Resistant hypertension

If a patient’s clinic blood pressure remains > 140/90 mmHg after treatment with an ACE inhibitor or an ARB, plus a calcium channel blocker and a thiazide diuretic at their optimal (or maximally tolerated) dose, then their hypertension is considered “resistant”.⁵ Patient adherence to treatment and possible secondary causes should be re-examined, and an added emphasis placed on lifestyle changes.⁵ In addition, if the patient is taking optimal, or maximum tolerated, doses of antihypertensive medicines, an appropriate specialist opinion is recommended, if this has not been sought already.⁵

Ultimately, an additional antihypertensive medicine may be required. Options to consider include:^{5, 9, 13}

• Spironolactone – appropriate in combination with another diuretic if serum potassium is ≤ 4.4 mmol/L and eGFR is ≥ 45 mL/min/1.73m². Spironolactone may be particularly beneficial as many patients with resistant hypertension have high aldosterone levels (even if they do not have clinically apparent primary hyperaldosteronism); spironolactone impairs aldosterone binding to mineralocorticoid receptors which limits vascular resistance. N.B. Spironolactone should be introduced cautiously with ongoing monitoring of serum potassium and creatinine.
• Beta-blocker – no longer considered a first-line antihypertensive for patients with uncomplicated hypertension but may be useful if indicated for a co-morbidity, e.g. atrial fibrillation. All beta-blockers have comparable blood pressure lowering effects.
• Alpha-blocker (e.g. doxazosin) – beneficial for lowering blood pressure but should be used with caution in females as these medicines may sometimes cause urinary stress incontinence and loss of bladder control. A scenario where alpha-blockers may be considered is in males with hypertension who also have benign prostatic hyperplasia to alleviate nocturia.
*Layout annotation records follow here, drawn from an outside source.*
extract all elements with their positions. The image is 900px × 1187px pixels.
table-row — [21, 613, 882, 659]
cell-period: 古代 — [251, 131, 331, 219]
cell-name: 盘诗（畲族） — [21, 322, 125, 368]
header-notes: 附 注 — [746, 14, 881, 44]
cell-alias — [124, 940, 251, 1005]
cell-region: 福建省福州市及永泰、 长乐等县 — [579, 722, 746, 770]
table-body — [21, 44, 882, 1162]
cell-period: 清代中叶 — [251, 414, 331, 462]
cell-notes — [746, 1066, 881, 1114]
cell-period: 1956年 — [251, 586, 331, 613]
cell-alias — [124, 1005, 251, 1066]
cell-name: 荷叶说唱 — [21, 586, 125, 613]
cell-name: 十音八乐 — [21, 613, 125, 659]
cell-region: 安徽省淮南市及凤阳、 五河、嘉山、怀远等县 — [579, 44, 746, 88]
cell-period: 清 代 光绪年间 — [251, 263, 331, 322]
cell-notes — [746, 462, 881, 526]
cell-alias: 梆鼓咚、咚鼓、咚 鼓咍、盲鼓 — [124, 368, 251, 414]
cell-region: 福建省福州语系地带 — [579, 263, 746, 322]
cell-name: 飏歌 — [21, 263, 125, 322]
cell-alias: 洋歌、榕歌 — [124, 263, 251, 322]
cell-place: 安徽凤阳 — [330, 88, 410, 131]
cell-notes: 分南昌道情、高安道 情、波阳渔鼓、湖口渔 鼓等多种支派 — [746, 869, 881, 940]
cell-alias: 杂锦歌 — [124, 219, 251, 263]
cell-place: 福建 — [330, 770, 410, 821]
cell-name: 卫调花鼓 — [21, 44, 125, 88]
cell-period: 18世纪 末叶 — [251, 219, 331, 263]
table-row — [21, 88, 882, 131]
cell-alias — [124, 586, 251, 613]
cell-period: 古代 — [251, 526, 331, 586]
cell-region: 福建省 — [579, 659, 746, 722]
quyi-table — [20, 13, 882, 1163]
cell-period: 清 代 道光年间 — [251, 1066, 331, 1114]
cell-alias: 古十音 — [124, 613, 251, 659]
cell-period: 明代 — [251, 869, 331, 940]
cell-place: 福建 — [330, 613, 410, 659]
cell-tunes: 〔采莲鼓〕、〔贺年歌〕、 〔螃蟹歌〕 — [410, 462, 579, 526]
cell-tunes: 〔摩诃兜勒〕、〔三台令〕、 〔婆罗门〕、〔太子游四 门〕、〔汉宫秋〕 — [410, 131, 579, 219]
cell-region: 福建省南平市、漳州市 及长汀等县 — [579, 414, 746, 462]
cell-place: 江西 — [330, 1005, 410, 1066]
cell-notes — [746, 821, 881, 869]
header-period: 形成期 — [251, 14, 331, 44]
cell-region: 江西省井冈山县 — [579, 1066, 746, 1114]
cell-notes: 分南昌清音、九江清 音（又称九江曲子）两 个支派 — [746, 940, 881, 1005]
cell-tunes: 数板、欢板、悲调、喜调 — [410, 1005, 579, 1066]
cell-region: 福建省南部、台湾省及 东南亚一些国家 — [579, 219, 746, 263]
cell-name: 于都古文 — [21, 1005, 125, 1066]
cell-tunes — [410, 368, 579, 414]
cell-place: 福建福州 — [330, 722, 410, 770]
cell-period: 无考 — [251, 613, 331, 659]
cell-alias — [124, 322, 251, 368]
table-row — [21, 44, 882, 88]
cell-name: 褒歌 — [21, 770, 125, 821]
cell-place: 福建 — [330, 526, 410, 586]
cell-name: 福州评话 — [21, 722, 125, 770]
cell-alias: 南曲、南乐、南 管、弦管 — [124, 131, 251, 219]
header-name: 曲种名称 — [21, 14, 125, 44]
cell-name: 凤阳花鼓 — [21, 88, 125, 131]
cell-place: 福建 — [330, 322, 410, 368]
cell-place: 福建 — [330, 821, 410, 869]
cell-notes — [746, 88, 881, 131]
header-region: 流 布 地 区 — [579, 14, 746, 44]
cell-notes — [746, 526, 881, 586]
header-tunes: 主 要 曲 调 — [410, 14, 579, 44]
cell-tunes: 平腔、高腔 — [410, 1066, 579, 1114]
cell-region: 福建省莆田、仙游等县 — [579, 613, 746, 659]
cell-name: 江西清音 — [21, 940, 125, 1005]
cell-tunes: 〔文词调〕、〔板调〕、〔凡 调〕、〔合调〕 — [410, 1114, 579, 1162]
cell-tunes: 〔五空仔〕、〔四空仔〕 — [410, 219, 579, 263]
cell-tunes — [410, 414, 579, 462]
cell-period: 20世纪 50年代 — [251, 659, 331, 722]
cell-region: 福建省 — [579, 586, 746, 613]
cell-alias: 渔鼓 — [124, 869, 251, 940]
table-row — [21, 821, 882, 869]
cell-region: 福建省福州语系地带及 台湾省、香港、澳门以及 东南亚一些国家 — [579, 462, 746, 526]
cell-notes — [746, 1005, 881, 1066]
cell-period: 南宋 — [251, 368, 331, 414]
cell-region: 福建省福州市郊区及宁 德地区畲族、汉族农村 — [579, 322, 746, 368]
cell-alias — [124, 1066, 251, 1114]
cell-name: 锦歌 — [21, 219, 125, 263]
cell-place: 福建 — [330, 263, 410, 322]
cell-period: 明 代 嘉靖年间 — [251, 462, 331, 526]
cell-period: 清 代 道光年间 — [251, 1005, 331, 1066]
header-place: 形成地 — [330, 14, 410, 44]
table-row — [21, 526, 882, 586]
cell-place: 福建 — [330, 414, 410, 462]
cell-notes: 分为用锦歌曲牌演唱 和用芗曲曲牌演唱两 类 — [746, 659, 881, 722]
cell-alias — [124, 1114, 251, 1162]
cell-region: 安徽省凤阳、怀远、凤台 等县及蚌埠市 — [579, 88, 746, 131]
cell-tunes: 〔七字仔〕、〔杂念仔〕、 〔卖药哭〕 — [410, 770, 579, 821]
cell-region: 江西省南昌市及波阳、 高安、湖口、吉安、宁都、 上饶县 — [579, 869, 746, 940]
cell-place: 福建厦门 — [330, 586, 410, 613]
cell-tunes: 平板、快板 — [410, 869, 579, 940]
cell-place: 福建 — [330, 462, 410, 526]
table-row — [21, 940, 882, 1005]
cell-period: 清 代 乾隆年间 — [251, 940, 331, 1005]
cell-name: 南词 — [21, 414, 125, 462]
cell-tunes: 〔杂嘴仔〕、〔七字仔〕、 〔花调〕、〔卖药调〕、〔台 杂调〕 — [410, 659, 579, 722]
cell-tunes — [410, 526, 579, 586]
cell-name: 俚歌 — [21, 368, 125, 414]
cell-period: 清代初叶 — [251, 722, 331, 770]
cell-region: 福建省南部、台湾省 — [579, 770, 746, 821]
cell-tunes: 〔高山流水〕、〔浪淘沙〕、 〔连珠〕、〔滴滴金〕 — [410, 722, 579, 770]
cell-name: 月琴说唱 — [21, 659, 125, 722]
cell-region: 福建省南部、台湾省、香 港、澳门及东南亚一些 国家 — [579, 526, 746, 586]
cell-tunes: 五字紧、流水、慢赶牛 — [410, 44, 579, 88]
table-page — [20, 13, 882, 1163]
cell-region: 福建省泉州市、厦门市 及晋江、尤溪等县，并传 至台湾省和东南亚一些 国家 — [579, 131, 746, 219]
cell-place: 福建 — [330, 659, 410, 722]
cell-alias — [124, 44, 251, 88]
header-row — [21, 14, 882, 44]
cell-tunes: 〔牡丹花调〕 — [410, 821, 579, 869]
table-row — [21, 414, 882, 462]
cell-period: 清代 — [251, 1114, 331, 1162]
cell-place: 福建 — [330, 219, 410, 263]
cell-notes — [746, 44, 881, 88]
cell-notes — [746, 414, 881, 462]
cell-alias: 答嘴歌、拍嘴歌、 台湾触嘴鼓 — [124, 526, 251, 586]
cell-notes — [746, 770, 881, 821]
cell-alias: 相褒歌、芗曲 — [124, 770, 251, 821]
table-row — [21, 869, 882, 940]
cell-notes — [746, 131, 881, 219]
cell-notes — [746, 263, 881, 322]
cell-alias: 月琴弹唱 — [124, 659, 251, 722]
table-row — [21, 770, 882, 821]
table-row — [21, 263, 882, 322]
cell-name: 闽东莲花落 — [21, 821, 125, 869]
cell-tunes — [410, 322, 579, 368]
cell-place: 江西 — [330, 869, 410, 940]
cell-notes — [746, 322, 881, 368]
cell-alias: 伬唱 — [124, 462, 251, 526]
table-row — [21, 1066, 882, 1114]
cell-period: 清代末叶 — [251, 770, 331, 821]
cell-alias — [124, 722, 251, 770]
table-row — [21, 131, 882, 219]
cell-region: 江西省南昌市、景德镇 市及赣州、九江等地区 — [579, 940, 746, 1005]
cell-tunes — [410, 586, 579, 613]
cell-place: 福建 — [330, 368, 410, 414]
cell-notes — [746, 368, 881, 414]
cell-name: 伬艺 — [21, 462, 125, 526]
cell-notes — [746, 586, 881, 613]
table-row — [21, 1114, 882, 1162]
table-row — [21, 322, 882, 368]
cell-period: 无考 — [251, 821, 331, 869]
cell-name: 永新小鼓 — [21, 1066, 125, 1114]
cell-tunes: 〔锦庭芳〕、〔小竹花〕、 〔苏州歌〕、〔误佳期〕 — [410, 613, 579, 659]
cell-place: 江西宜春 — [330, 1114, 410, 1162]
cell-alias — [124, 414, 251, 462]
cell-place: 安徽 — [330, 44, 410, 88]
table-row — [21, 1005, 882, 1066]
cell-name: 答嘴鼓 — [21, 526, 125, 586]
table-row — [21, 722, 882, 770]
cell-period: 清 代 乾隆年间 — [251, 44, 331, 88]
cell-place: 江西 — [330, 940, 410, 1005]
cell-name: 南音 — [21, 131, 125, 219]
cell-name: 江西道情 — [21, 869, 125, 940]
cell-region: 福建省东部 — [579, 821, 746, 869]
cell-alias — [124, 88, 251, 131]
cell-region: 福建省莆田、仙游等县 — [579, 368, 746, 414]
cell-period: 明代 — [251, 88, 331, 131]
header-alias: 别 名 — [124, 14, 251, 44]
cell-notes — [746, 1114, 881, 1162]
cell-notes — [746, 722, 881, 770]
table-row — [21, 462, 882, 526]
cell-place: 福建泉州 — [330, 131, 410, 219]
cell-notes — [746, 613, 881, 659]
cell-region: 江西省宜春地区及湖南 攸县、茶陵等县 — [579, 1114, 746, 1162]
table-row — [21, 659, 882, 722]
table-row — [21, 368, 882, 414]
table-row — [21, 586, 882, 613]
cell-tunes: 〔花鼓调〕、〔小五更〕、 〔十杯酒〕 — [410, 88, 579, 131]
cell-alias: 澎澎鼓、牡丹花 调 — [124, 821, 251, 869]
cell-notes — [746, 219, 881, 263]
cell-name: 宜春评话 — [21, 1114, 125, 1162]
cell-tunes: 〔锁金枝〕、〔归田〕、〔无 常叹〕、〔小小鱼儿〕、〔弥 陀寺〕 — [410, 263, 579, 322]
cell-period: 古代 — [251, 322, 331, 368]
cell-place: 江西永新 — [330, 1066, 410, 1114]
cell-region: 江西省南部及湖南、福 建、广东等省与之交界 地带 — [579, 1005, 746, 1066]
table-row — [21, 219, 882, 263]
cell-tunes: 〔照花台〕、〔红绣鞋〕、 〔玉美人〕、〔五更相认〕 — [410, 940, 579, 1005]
Longer-term follow-up and monitoring

Once a blood pressure target has been achieved, continued long-term follow-up is important to ensure levels are maintained, and to reinforce the importance of medicine adherence and a healthy lifestyle. Guidelines suggest patients with hypertension should be reviewed three-to-six-monthly.^{5, 9} However, less frequent review may be more practical for some patients with stable blood pressure measurements, e.g. annually in otherwise healthy patients who are also committing to lifestyle changes and take their medicines regularly. These appointments also provide an opportunity to monitor electrolytes, renal function and albumin/creatinine ratio, in addition to checking for any emerging signs of end organ disease and associated conditions, e.g. retinopathy, heart failure.